それによれば、やはり冬実の実家はかなりの資産家で、いわゆる華族の血筋だったらしい。
「で、子供を引き取った木谷家ってのもやっぱり華族か。上流階級だねえ」
冬実の生んだ子は女の子で、静岡にあるやはりそれなりの名家に引き取られた。
そして冬実の死後に、程なくして彼女の実家も消滅する。
没落したどうかまでは判らないが、華族制度そのものが消滅したので家名が消えるのは仕方のない部分ではあるだろう。
「とくに治績を残したとか、そういうことはまったくないが、まず平穏な生涯を送ったらしいな」
片手に持ったブラックの缶コーヒーをまずそうに飲みながら丹籐寺が説明してくれた。
もしかしたら、寝ないで調べていたんだろうか。
八十六歳の天寿を全うし、菩提寺も静岡にあるらしい。
そしてその家は、すでに冬実の娘のひ孫の代になっているという。
「幸福に暮らしたんだね。少し安心」
「もちろん人生だからな。良いことも悪いこともあっただろうけどな、ただ」
丹籐寺は一度言葉を切る。
「ただ、娘は冬実の遺骨を引き取って自分の家の墓に入れた。だから今、親子は同じ場所で眠っている」
「そっか」
少しだけ複雑な思いで私は頷いた。
生あるうちは、たったの一日すら一緒にいることもできなかった母娘である。同じ墓に入ったのだからハッピーエンド、とは思えなかった。
ついでにいえば、娘が引き取るまで冬実の遺骨は埋葬もされずに寺に預けられていたってことだ。
けっこうひどい扱いだよね。
「だからこそ、冬実が悪霊化しなくて良かったと思う」
「ん、そだね」
私は他人様の人生を論評できるほど立派な人間じゃない。

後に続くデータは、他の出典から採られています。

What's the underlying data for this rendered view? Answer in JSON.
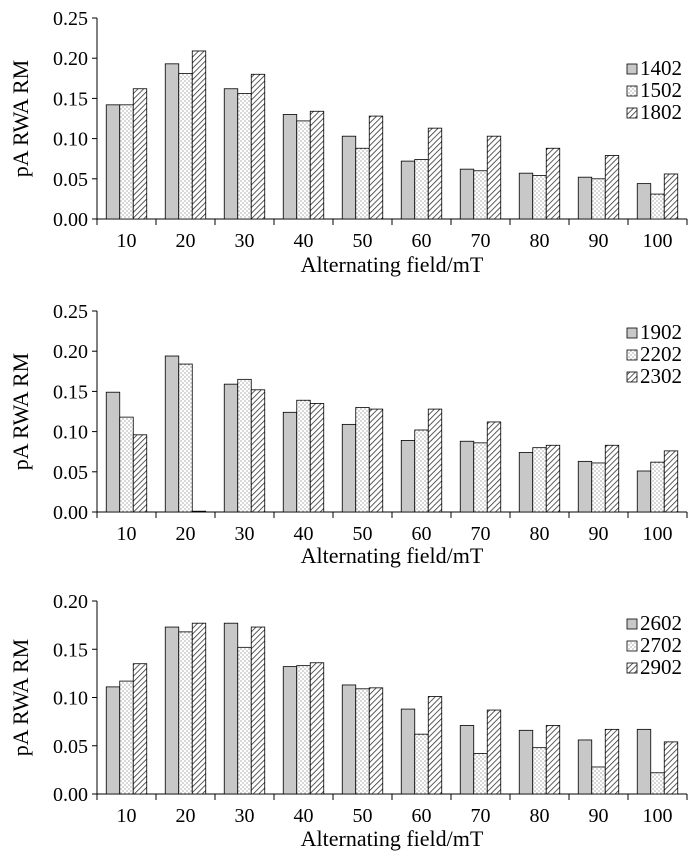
{
  "chart_data": [
    {
      "type": "bar",
      "categories": [
        "10",
        "20",
        "30",
        "40",
        "50",
        "60",
        "70",
        "80",
        "90",
        "100"
      ],
      "xlabel": "Alternating field/mT",
      "ylabel": "pA RWA RM",
      "ylim": [
        0,
        0.25
      ],
      "yticks": [
        "0.00",
        "0.05",
        "0.10",
        "0.15",
        "0.20",
        "0.25"
      ],
      "grid": false,
      "legend_position": "top-right",
      "series": [
        {
          "name": "1402",
          "pattern": "gray",
          "values": [
            0.142,
            0.193,
            0.162,
            0.13,
            0.103,
            0.072,
            0.062,
            0.057,
            0.052,
            0.044
          ]
        },
        {
          "name": "1502",
          "pattern": "dots",
          "values": [
            0.142,
            0.181,
            0.156,
            0.122,
            0.088,
            0.074,
            0.06,
            0.054,
            0.05,
            0.031
          ]
        },
        {
          "name": "1802",
          "pattern": "hatch",
          "values": [
            0.162,
            0.209,
            0.18,
            0.134,
            0.128,
            0.113,
            0.103,
            0.088,
            0.079,
            0.056
          ]
        }
      ]
    },
    {
      "type": "bar",
      "categories": [
        "10",
        "20",
        "30",
        "40",
        "50",
        "60",
        "70",
        "80",
        "90",
        "100"
      ],
      "xlabel": "Alternating field/mT",
      "ylabel": "pA RWA RM",
      "ylim": [
        0,
        0.25
      ],
      "yticks": [
        "0.00",
        "0.05",
        "0.10",
        "0.15",
        "0.20",
        "0.25"
      ],
      "grid": false,
      "legend_position": "top-right",
      "series": [
        {
          "name": "1902",
          "pattern": "gray",
          "values": [
            0.149,
            0.194,
            0.159,
            0.124,
            0.109,
            0.089,
            0.088,
            0.074,
            0.063,
            0.051
          ]
        },
        {
          "name": "2202",
          "pattern": "dots",
          "values": [
            0.118,
            0.184,
            0.165,
            0.139,
            0.13,
            0.102,
            0.086,
            0.08,
            0.061,
            0.062
          ]
        },
        {
          "name": "2302",
          "pattern": "hatch",
          "values": [
            0.096,
            0.001,
            0.152,
            0.135,
            0.128,
            0.128,
            0.112,
            0.083,
            0.083,
            0.076
          ]
        }
      ]
    },
    {
      "type": "bar",
      "categories": [
        "10",
        "20",
        "30",
        "40",
        "50",
        "60",
        "70",
        "80",
        "90",
        "100"
      ],
      "xlabel": "Alternating field/mT",
      "ylabel": "pA RWA RM",
      "ylim": [
        0,
        0.2
      ],
      "yticks": [
        "0.00",
        "0.05",
        "0.10",
        "0.15",
        "0.20"
      ],
      "grid": false,
      "legend_position": "top-right",
      "series": [
        {
          "name": "2602",
          "pattern": "gray",
          "values": [
            0.111,
            0.173,
            0.177,
            0.132,
            0.113,
            0.088,
            0.071,
            0.066,
            0.056,
            0.067
          ]
        },
        {
          "name": "2702",
          "pattern": "dots",
          "values": [
            0.117,
            0.168,
            0.152,
            0.133,
            0.109,
            0.062,
            0.042,
            0.048,
            0.028,
            0.022
          ]
        },
        {
          "name": "2902",
          "pattern": "hatch",
          "values": [
            0.135,
            0.177,
            0.173,
            0.136,
            0.11,
            0.101,
            0.087,
            0.071,
            0.067,
            0.054
          ]
        }
      ]
    }
  ]
}
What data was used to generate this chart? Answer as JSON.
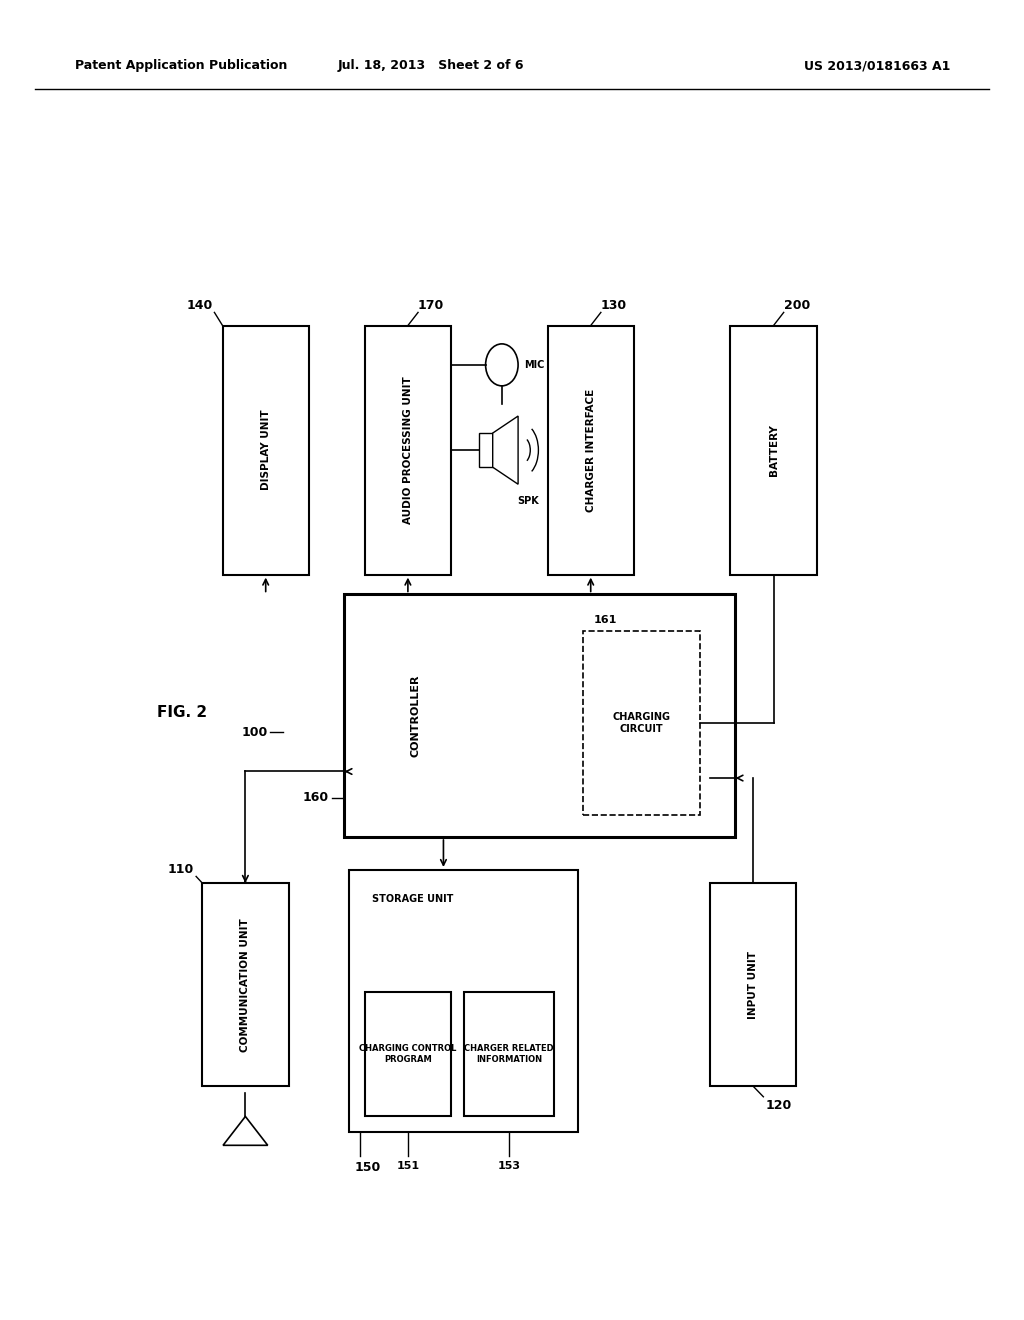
{
  "header_left": "Patent Application Publication",
  "header_mid": "Jul. 18, 2013   Sheet 2 of 6",
  "header_right": "US 2013/0181663 A1",
  "fig_label": "FIG. 2",
  "system_label": "100",
  "background_color": "#ffffff"
}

何に幸福を見出すかも人それぞれというものだ。
だけど、冬実の生涯は、さすがにあんまりだと思う。
もちろん、彼女より不幸だった人間はいくらでもいるんだってこともわかってるけどさ。
生前がひどい状態で、死後も悪霊になって祓われるのでは、ちょっと救いがなさすぎる。
生きているうちのことはもうどうしようもない。
時代も違うしね。
だからせめて、死後は安らかに眠ってほしいと思うのだ。
「で、これ」
また紙を渡される。
なんかぶっきらぼうに。
「なにさ?」
「出張命令書。静岡まで」
そっぽを向いて、頬をぽりぽり掻いたりして。
うわー、照れてますなー。
もっのすごい照れてますなー。
「所長って、優しいんだね」
すかさずからかってやろう。
「これはあれだ。アフターバーナーだ」
「なるほど」
うちの所長は戦闘機かなにかだったらしい。
たぶん尻から火を噴き出して飛ぶんだろう。
たぶん、アフターサービスとか言いたかったんだろうな。
テンパると面白い間違いをするんだね。この人。
「必要経費は金庫から適当に持っていけ。菩提寺の住職には話をつけておく」
そんなめちゃくちゃな出張旅費の計算があるもんか。
無理矢理、出張ってかたちに押し込んだんだな。
OKですよ。所長。
私の方でちゃんとした書類を作りますから。
「お寺にコネなんてあるんだね」
「こんな商売をやってるとな」
「子孫の人に手土産とか持ってった方が良いかな?」
疑問形にしたけど、余計なことかなって気持ちの方が強い。
お墓に手だけ合わせて帰ってくればいいかな、と。
「いらないんじゃないか? 知っても仕方ないだろうし」
案の定、丹籐寺も同じ意見のようだ。
「あと、そのウシは持って行けよ。護衛役だからな」
「雑! 僕の扱いが雑すぎ!」
じゃれ合いを始める二人。
まあでも、ウシぬい状態だと運賃がかからないから、お得ではあるよね。